O jesuíta Manuel da Nóbrega escreveu que entre os índios
"os que são amigos vivem em grande concórdia entre si e amam-se muito
[...]. Se um deles mata um peixe, todos comem dele; e o mesmo de qualquer
animal de caça". [...]
Os portugueses perceberam, portanto, que as sociedades
indígenas eram igualitárias: dividiam alimentos entre si, desconheciam a
propriedade privada. Assim, livres da ganância, não brigavam por riquezas. Por
esse motivo, não precisavam de Estado ou governo. Se tinham chefes -
"principais" -, a eles obedeciam por vontade própria, não por
obrigação.
Todavia, essas qualidades aparentemente positivas não
entusiasmaram os portugueses. Pois, se o igualitarismo era, em princípio, uma
coisa boa, a falta de autoridade que disso decorria era condenada como um
defeito muito grave. Por exemplo, os índios "têm muitas mulheres",
escreveu Nóbrega.
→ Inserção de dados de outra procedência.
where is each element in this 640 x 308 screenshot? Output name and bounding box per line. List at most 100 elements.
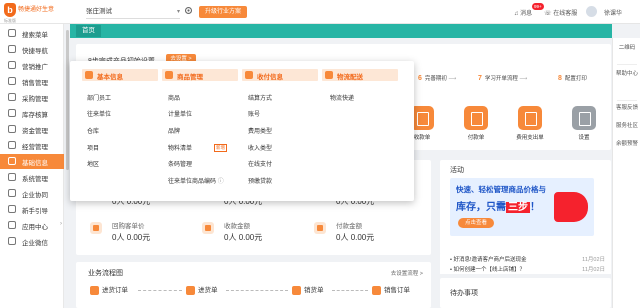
news-date: 11月02日 [582, 257, 605, 263]
menu-item[interactable]: 费用类型 [248, 126, 272, 135]
setup-step[interactable]: 6 完善期初 ⟶ [418, 74, 456, 86]
chevron-down-icon: ▾ [176, 9, 180, 15]
megaphone-icon [554, 192, 588, 222]
menu-item[interactable]: 结算方式 [248, 93, 272, 102]
sidebar-item-label: 基础信息 [22, 160, 48, 167]
sidebar-item-funds[interactable]: 资金管理 [0, 122, 64, 137]
menu-item[interactable]: 项目 [87, 143, 99, 152]
stat-card[interactable]: 付款金额 0人 0.00元 [314, 220, 424, 248]
avatar[interactable] [586, 6, 597, 17]
flow-connector [138, 290, 182, 291]
sidebar-item-inventory[interactable]: 库存核算 [0, 106, 64, 121]
sidebar-item-guide[interactable]: 新手引导 [0, 202, 64, 217]
wallet-icon [8, 125, 16, 133]
menu-group-title: 物流配送 [337, 74, 363, 81]
activity-title: 活动 [450, 167, 464, 174]
menu-item[interactable]: 往来单位 [87, 109, 111, 118]
menu-item[interactable]: 在线支付 [248, 159, 272, 168]
flow-node[interactable]: 销售订单 [372, 284, 410, 296]
rail-feedback[interactable]: 客服反馈 [613, 104, 640, 112]
stat-title: 收款金额 [224, 223, 250, 230]
tab-home[interactable]: 首页 [76, 25, 101, 37]
menu-item[interactable]: 账号 [248, 109, 260, 118]
sidebar-item-label: 应用中心 [22, 224, 48, 231]
flow-node[interactable]: 销货单 [292, 284, 324, 296]
quick-expense[interactable]: 费用支出单 [514, 106, 546, 141]
sidebar-item-apps[interactable]: 应用中心 › [0, 218, 64, 233]
online-service-button[interactable]: ☏ 在线客服 [544, 8, 577, 17]
menu-item[interactable]: 仓库 [87, 126, 99, 135]
rail-help[interactable]: 帮助中心 [613, 70, 640, 78]
menu-item[interactable]: 往来单位商品编码 ⓘ [168, 176, 224, 185]
stat-card[interactable]: 回购客单价 0人 0.00元 [90, 220, 200, 248]
sidebar-item-collaboration[interactable]: 企业协同 [0, 186, 64, 201]
stat-card[interactable]: 收款金额 0人 0.00元 [202, 220, 312, 248]
flow-node-label: 进货单 [198, 287, 218, 294]
app-logo[interactable]: b 畅捷通好生意 标准版 [4, 3, 54, 23]
user-name[interactable]: 徐课华 [604, 8, 622, 17]
messages-button[interactable]: ♫ 消息 [514, 8, 532, 17]
stat-title: 付款金额 [336, 223, 362, 230]
upgrade-plan-button[interactable]: 升级行业方案 [199, 6, 247, 18]
menu-group-header: 收付信息 [242, 69, 318, 81]
online-service-label: 在线客服 [553, 11, 578, 17]
bell-icon: ♫ [514, 11, 519, 17]
sidebar-item-purchase[interactable]: 采购管理 [0, 90, 64, 105]
sidebar-item-marketing[interactable]: 营销推广 [0, 58, 64, 73]
stat-count: 0人 [112, 233, 125, 242]
flag-icon [8, 205, 16, 213]
sidebar-item-system[interactable]: 系统管理 [0, 170, 64, 185]
menu-item[interactable]: 条码管理 [168, 159, 192, 168]
promo-banner[interactable]: 快速、轻松管理商品价格与 库存，只需 三步！ 点击查看 [450, 178, 594, 236]
setup-step[interactable]: 7 学习开单流程 ⟶ [478, 74, 527, 86]
sidebar-scrollbar[interactable] [66, 30, 69, 170]
purchase-order-icon [90, 285, 99, 295]
payment-icon [245, 71, 253, 79]
flow-settings-link[interactable]: 去设置流程 > [391, 269, 423, 277]
quick-label: 设置 [578, 135, 590, 141]
sidebar-item-sales[interactable]: 销售管理 [0, 74, 64, 89]
rail-community[interactable]: 服务社区 [613, 122, 640, 130]
menu-item[interactable]: 品牌 [168, 126, 180, 135]
sidebar-item-search[interactable]: 搜索菜单 [0, 26, 64, 41]
store-select[interactable]: 张庄测试 ▾ [86, 6, 180, 19]
news-date: 11月02日 [582, 267, 605, 273]
gear-icon[interactable] [184, 6, 193, 15]
sidebar-item-basic-info[interactable]: 基础信息 [0, 154, 64, 169]
sidebar-item-label: 营销推广 [22, 64, 48, 71]
menu-item-label: 往来单位商品编码 [168, 179, 217, 185]
sidebar-item-shortcuts[interactable]: 快捷导航 [0, 42, 64, 57]
sidebar-item-operations[interactable]: 经营管理 [0, 138, 64, 153]
news-item[interactable]: • 如何创建一个【线上店铺】？ 11月02日 [450, 265, 605, 273]
menu-item[interactable]: 部门员工 [87, 93, 111, 102]
menu-item[interactable]: 收入类型 [248, 143, 272, 152]
news-text: • 如何创建一个【线上店铺】？ [450, 267, 525, 273]
menu-group-header: 商品管理 [162, 69, 238, 81]
sidebar-item-label: 企业微信 [22, 240, 48, 247]
menu-item[interactable]: 地区 [87, 159, 99, 168]
rail-balance-alert[interactable]: 余额预警 [613, 140, 640, 148]
step-label: 学习开单流程 [484, 76, 518, 82]
compass-icon [8, 45, 16, 53]
setup-step[interactable]: 8 配置打印 [558, 74, 587, 86]
menu-item[interactable]: 计量单位 [168, 109, 192, 118]
flow-node[interactable]: 进货单 [186, 284, 218, 296]
menu-item[interactable]: 预缴贷款 [248, 176, 272, 185]
flow-node-label: 进货订单 [102, 287, 128, 294]
menu-item[interactable]: 物流快递 [330, 93, 354, 102]
todo-panel: 待办事项 [440, 278, 611, 308]
gear-icon [8, 173, 16, 181]
news-item[interactable]: • 好消息!邀请客户商户后送现金 11月02日 [450, 255, 605, 263]
banner-cta-button[interactable]: 点击查看 [458, 218, 494, 228]
flow-node[interactable]: 进货订单 [90, 284, 128, 296]
quick-payment[interactable]: 付款单 [460, 106, 492, 141]
stat-icon [314, 222, 326, 234]
bag-icon [8, 93, 16, 101]
rail-qrcode[interactable]: 二维码 [613, 44, 640, 52]
sidebar-item-wecom[interactable]: 企业微信 [0, 234, 64, 249]
settings-icon [572, 106, 596, 130]
menu-item[interactable]: 商品 [168, 93, 180, 102]
quick-settings[interactable]: 设置 [568, 106, 600, 141]
team-icon [8, 189, 16, 197]
menu-item[interactable]: 物料清单 新增 [168, 143, 228, 153]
Por isso, Fernão Cardim, também jesuíta, ficou em dúvida se
havia casamento entre os índios, não só porque aos homens era permitido ter
muitas mulheres, mas também por as "deixarem facilmente por qualquer
arrufo ou desgraça, que entre eles aconteça". Gabriel Soares de Sousa, que
viveu na Bahia no final do século XVI, estranhava, por sua vez, que "os
machos destes tupinambás não são ciosos e, ainda que achem outrem com as
mulheres, não matam ninguém por isso". Em resumo, a união entre homens e
mulheres era instável devido à falta de autoridade dos maridos sobre suas
esposas.
Da mesma forma, os portugueses notaram a inexistência da
autoridade paterna. Os índios, afirma Cardim, "amam os filhos
extraordinariamente [...] e não lhes dão nenhum gênero de castigo [...] [e]
estimam mais fazerem bem aos filhos que a si próprios". [...]
Desse modo, se o marido não exerce sua autoridade sobre a
esposa, e os pais sobre os filhos, não poderia haver ordem familiar, assim como
a ausência de governo provocava a desordem social. Essa era a conclusão dos
portugueses. Passava-se, assim, de uma visão inicial mais simpática para uma
outra, depreciativa e preconceituosa dos índios.
No final do século XVI, os portugueses já tinham feito um
amplo inventário sobre a natureza das sociedades indígenas [...],
KOSHIBA, Luiz. O índio e a
conquista portuguesa. São Paulo: Atual, 2012. p. 7-16.